BMKG Catat Ada 23 Gempa di Sumedang Sejak 31 Desember 2023: Makin Stabil
ยทwaktu baca 2 menit

BMKG melakukan monitoring terhadap gempa bumi yang terjadi di Sumedang, Jawa Barat. Tercatat sejak 31 Desember 2023 hingga 19 Januari 2024 pukul 08.00 WIB, ada 23 kali gempa.
"Hasil monitoring gempa bumi Sumedang yang dilakukan BMKG sejak 31 Desember 2023 hingga 19 Januari 2024 menunjukkan telah terjadi sebanyak 23 kali gempa," kata Kepala Pusat Gempa Bumi dan Tsunami BMKG Daryono dalam keterangan tertulis, Jumat (19/1).
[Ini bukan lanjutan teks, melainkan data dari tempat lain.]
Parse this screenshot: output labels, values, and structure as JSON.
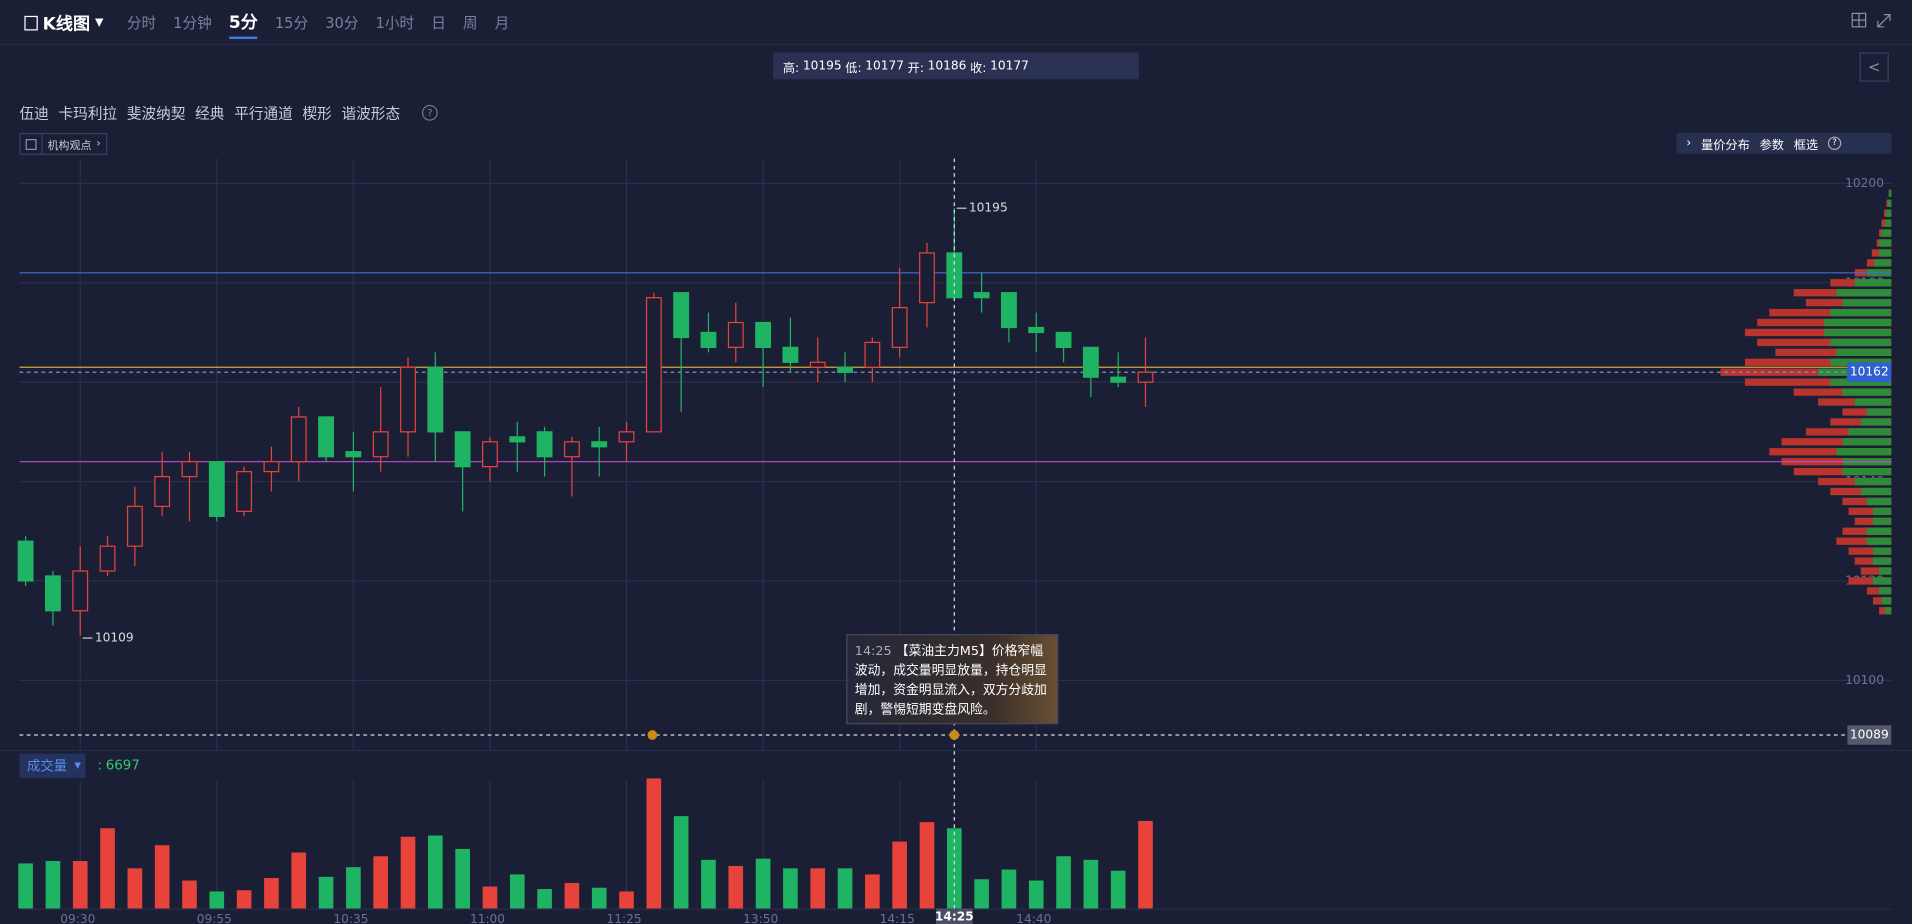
{
  "header": {
    "title": "K线图",
    "tabs": [
      "分时",
      "1分钟",
      "5分",
      "15分",
      "30分",
      "1小时",
      "日",
      "周",
      "月"
    ],
    "active_tab": 2
  },
  "info_bar": {
    "labels": [
      "高:",
      "低:",
      "开:",
      "收:"
    ]
  },
  "tools": [
    "伍迪",
    "卡玛利拉",
    "斐波纳契",
    "经典",
    "平行通道",
    "楔形",
    "谐波形态"
  ],
  "tag": "机构观点",
  "toolbar_right": [
    "量价分布",
    "参数",
    "框选"
  ],
  "tooltip": {
    "title": "【菜油主力M5】",
    "text": "价格窄幅波动，成交量明显放量，持仓明显增加，资金明显流入，双方分歧加剧，警惕短期变盘风险。"
  },
  "chart_data": {
    "type": "candlestick",
    "categories": [
      null,
      null,
      "09:30",
      null,
      null,
      null,
      null,
      "09:55",
      null,
      null,
      null,
      null,
      "10:35",
      null,
      null,
      null,
      null,
      "11:00",
      null,
      null,
      null,
      null,
      "11:25",
      null,
      null,
      null,
      null,
      "13:50",
      null,
      null,
      null,
      null,
      "14:15",
      null,
      "14:25",
      null,
      null,
      "14:40",
      null,
      null,
      null,
      null
    ],
    "open": [
      10128,
      10121,
      10114,
      10122,
      10127,
      10135,
      10141,
      10144,
      10134,
      10142,
      10144,
      10153,
      10146,
      10145,
      10150,
      10163,
      10150,
      10143,
      10149,
      10150,
      10145,
      10148,
      10148,
      10150,
      10178,
      10170,
      10167,
      10172,
      10167,
      10163,
      10163,
      10163,
      10167,
      10176,
      10186,
      10178,
      10178,
      10171,
      10170,
      10167,
      10161,
      10160
    ],
    "high": [
      10129,
      10122,
      10127,
      10129,
      10139,
      10146,
      10146,
      10144,
      10143,
      10147,
      10155,
      10153,
      10150,
      10159,
      10165,
      10166,
      10150,
      10149,
      10152,
      10151,
      10149,
      10151,
      10152,
      10178,
      10178,
      10174,
      10176,
      10172,
      10173,
      10169,
      10166,
      10169,
      10183,
      10188,
      10195,
      10182,
      10178,
      10174,
      10170,
      10167,
      10166,
      10169
    ],
    "low": [
      10119,
      10111,
      10109,
      10121,
      10123,
      10133,
      10132,
      10132,
      10133,
      10138,
      10140,
      10144,
      10138,
      10142,
      10145,
      10144,
      10134,
      10140,
      10142,
      10141,
      10137,
      10141,
      10144,
      10150,
      10154,
      10166,
      10164,
      10159,
      10162,
      10160,
      10160,
      10160,
      10165,
      10171,
      10177,
      10174,
      10168,
      10166,
      10164,
      10157,
      10159,
      10155
    ],
    "close": [
      10120,
      10114,
      10122,
      10127,
      10135,
      10141,
      10144,
      10133,
      10142,
      10144,
      10153,
      10145,
      10145,
      10150,
      10163,
      10150,
      10143,
      10148,
      10148,
      10145,
      10148,
      10147,
      10150,
      10177,
      10169,
      10167,
      10172,
      10167,
      10164,
      10164,
      10162,
      10168,
      10175,
      10186,
      10177,
      10177,
      10171,
      10170,
      10167,
      10161,
      10160,
      10162
    ],
    "up_color": "#e8433a",
    "down_color": "#1fb463",
    "ylim": [
      10086,
      10205
    ],
    "yticks": [
      10100,
      10120,
      10140,
      10160,
      10180,
      10200
    ],
    "grid": true,
    "crosshair_index": 34,
    "cursor_price": 10089,
    "reference_lines": [
      {
        "value": 10182,
        "color": "#3f6fd6"
      },
      {
        "value": 10163,
        "color": "#d4a640"
      },
      {
        "value": 10144,
        "color": "#c04fc4"
      }
    ],
    "volume": {
      "name": "成交量",
      "prefix": ":",
      "ylim": [
        0,
        11000
      ],
      "values": [
        3760,
        3960,
        3960,
        6700,
        3350,
        5280,
        2330,
        1420,
        1520,
        2540,
        4670,
        2640,
        3450,
        4360,
        5990,
        6090,
        4970,
        1830,
        2840,
        1620,
        2130,
        1730,
        1420,
        10860,
        7710,
        4060,
        3550,
        4160,
        3350,
        3350,
        3350,
        2840,
        5580,
        7210,
        6697,
        2440,
        3250,
        2330,
        4360,
        4060,
        3150,
        7310
      ]
    },
    "volume_profile": {
      "color_total": "#b8342c",
      "color_buy": "#2e8b3a",
      "prices": [
        10198,
        10196,
        10194,
        10192,
        10190,
        10188,
        10186,
        10184,
        10182,
        10180,
        10178,
        10176,
        10174,
        10172,
        10170,
        10168,
        10166,
        10164,
        10162,
        10160,
        10158,
        10156,
        10154,
        10152,
        10150,
        10148,
        10146,
        10144,
        10142,
        10140,
        10138,
        10136,
        10134,
        10132,
        10130,
        10128,
        10126,
        10124,
        10122,
        10120,
        10118,
        10116,
        10114
      ],
      "total": [
        2,
        4,
        6,
        8,
        10,
        12,
        16,
        20,
        30,
        50,
        80,
        70,
        100,
        110,
        120,
        110,
        95,
        120,
        140,
        120,
        80,
        60,
        40,
        50,
        70,
        90,
        100,
        90,
        80,
        60,
        50,
        40,
        35,
        30,
        40,
        45,
        35,
        30,
        25,
        35,
        20,
        15,
        10
      ],
      "buy": [
        2,
        3,
        4,
        5,
        8,
        10,
        10,
        14,
        20,
        30,
        45,
        40,
        50,
        55,
        55,
        50,
        45,
        50,
        60,
        50,
        40,
        30,
        20,
        25,
        35,
        40,
        45,
        40,
        40,
        30,
        25,
        20,
        15,
        15,
        20,
        20,
        15,
        15,
        10,
        15,
        10,
        8,
        5
      ]
    }
  }
}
BMKG membeberkan rincian dari 23 gempa tersebut:
Gempa pertama M 4,1 kedalaman 7 km pukul 14.35 WIB (gempa pembuka 1, tidak merusak).
Gempa kedua, M 3,4 kedalaman 6 km pukul 15.38 WIB (gempa pembuka 2, tidak merusak).
Gempa ketiga, M 4,8 kedalaman 5 km pukul 20.34 WIB (gempa utama, merusak).
Gempa berikutnya sebanyak 20 kali dengan kekuatan berkisar M 1,4 hingga M 4,5 adalah gempa susulan yang tidak merusak.
"Hasil analisis BMKG menunjukkan bahwa episenter gempabumi tersebut berlokasi di darat tepatnya di Kota Sumedang dan sekitarnya," kata Daryono.
BMKG menjelaskan, berdasarkan data aktivitas, dapat disimpulkan aktivitas gempa di Sumedang secara umum tren magnitudonya semakin mengecil secara fluktuatif dengan frekuensi kejadian gempa yang semakin jarang terjadi.
Bahkan, dalam 6 hari terakhir sejak 13 Januari 2024 aktivitas gempa di Sumedang nihil.
"Ini menjadi petunjuk, bahwa kondisi tektonik sumber gempa Sumedang tampak semakin stabil untuk kemudian menuju aman kembali," jelas Daryono.
Jabar Kawasan Aktif Gempa Tektonik
Daryono menuturkan, Jawa Barat merupakan kawasan aktif gempa tektonik. Hal ini disebabkan karena wilayahnya berdekatan dengan zona tumbukan Lempeng Indo-Australia dan Lempeng Eurasia di Samudra Hindia.
"Aktivitas gempa bumi di Jawa Barat banyak diakibatkan oleh aktivitas pergerakan Lempeng Indo-Australia yang tersubduksi ke bawah Lempeng Eurasia di zona subduksi dan patahan/sesar aktif di daratan," ucap Daryono.
Menurut BMKG, sumber gempa patahan/sesar aktif di Jawa Barat cukup banyak dan tersebar mengelilingi Sumedang.
Berikut daftarnya:
Sesar Cimandiri, Sesar Cugenang, Sesar Lembang, Sesar Cipamingkis, Sesar Garsela, Sesar Baribis, Sesar Cicalengka, Sesar Cileunyi-Tanjungsari, Sesar Tomo, Sesar Cipeles.
"Juga ada beberapa sesar aktif lainnya yang belum terpetakan," kata Daryono.
Lebih jauh, BMKG menjelaskan berdasarkan catatan sejarah, belum pernah terjadi gempa besar di Jawa Barat dengan magnitudo hingga mencapai kekuatan M 7,0 yang bersumber dari sesar aktif di daratan.
Oleh sebab itu, masyarakat Sumedang diimbau tetap tenang dan tidak terpengaruh sengan informasi dan pemberitaan yang belum terverifikasi kebenarannya, seperti halnya informasi mengenai akan terjadinya gempa dengan kekuatan yang lebih besar di Sumedang dan lain-lain.